UK retail sales fell at the fastest rate in nearly five years last month, as shoppers spent less on clothing, footwear and household goods in the run-up to Christmas.
The Office for National Statistics (ONS) said that month-on-month retail sales fell 1.9 per cent in December, compared to a 0.1 per cent fall in November. Economists had been forecasting a drop of just 0.1 per cent.
That is the biggest monthly decline since April 2012, when sales also dropped by 1.9 per cent.
On an annual basis, the overall rate of retail sales growth was 4.3 per cent, but that still marked a slowdown from 5.7 per cent in November.
The news caused the pound to tumble in value against both the dollar and the euro.

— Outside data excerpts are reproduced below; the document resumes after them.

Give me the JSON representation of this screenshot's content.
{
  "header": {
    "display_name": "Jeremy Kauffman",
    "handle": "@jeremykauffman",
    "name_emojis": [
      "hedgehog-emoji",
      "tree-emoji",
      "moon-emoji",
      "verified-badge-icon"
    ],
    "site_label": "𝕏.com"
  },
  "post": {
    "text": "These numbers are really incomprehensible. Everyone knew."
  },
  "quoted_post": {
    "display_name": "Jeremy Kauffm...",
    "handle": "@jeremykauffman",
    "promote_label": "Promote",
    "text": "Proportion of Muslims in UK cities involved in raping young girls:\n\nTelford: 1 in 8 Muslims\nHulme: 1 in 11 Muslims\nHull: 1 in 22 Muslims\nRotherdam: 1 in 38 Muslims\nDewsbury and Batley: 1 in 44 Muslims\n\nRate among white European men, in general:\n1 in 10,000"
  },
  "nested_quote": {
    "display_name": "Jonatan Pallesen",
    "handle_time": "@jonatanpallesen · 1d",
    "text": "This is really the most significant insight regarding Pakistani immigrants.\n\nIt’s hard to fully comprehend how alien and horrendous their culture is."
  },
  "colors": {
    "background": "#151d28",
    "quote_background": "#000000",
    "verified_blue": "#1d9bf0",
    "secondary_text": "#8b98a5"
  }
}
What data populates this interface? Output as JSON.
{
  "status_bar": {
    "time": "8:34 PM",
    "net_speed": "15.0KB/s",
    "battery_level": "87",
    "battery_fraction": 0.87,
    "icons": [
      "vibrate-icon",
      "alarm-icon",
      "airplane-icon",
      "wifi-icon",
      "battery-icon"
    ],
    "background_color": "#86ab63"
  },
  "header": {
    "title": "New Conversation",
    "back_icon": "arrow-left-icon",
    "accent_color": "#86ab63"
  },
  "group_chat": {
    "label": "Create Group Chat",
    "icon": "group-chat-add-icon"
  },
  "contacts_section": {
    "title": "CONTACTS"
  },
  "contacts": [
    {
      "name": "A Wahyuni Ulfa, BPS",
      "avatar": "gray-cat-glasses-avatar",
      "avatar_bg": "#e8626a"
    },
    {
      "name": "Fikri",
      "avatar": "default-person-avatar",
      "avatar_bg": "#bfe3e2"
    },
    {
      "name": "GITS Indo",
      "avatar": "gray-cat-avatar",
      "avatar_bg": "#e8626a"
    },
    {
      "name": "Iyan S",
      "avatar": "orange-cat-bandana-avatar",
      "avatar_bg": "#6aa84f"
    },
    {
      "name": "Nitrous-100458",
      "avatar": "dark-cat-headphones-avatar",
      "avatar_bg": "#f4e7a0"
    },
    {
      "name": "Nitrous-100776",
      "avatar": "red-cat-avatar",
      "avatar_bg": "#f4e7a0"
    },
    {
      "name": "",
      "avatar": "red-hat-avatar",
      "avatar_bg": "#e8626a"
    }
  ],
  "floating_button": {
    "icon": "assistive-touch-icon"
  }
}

The statistics agency said the largest contribution to the monthly decline came from non-food stores.
Alan Clarke at Scotiabank described the figures as “terrible”.
He said: “UK retail sales volumes were terrible in December – much worse than expected.
“We know from the CPI data earlier in the week that prices rose more than expected in December and now we also know that sales volumes fell.
“This is likely to be the theme for the rest of the year – higher prices will reduce disposable income and hurt consumer spending growth.”
The news came as average store prices rose for the first time since June 2014, increasing 0.9 per cent year-on-year and 0.1 per cent when excluding fuel.
Earlier this week, the ONS said the annual rate of inflation jumped to a two-and-a-half-year high of 1.6 per cent in December, squeezing families with higher price tags for food, petrol and air fares.
But the agency noted that the three-month trend was still showing underlying sales growth of 1.2 per cent compared to the preceding quarter.
ONS senior statistician Kate Davies said: “Retailers saw a strong end to 2016 with sales in the final quarter up 5.6 per cent on the same period last year, although the amount bought fell between November and December once the effects of Christmas are removed. There were some notably strong figures from smaller retailers, in particular butchers, who reported a significant boost in sales in the run-up to Christmas.”
Online retail sales also grew by a whopping 21.3 per cent compared with the same month in 2015, but dropped 5.3 per cent on a monthly basis.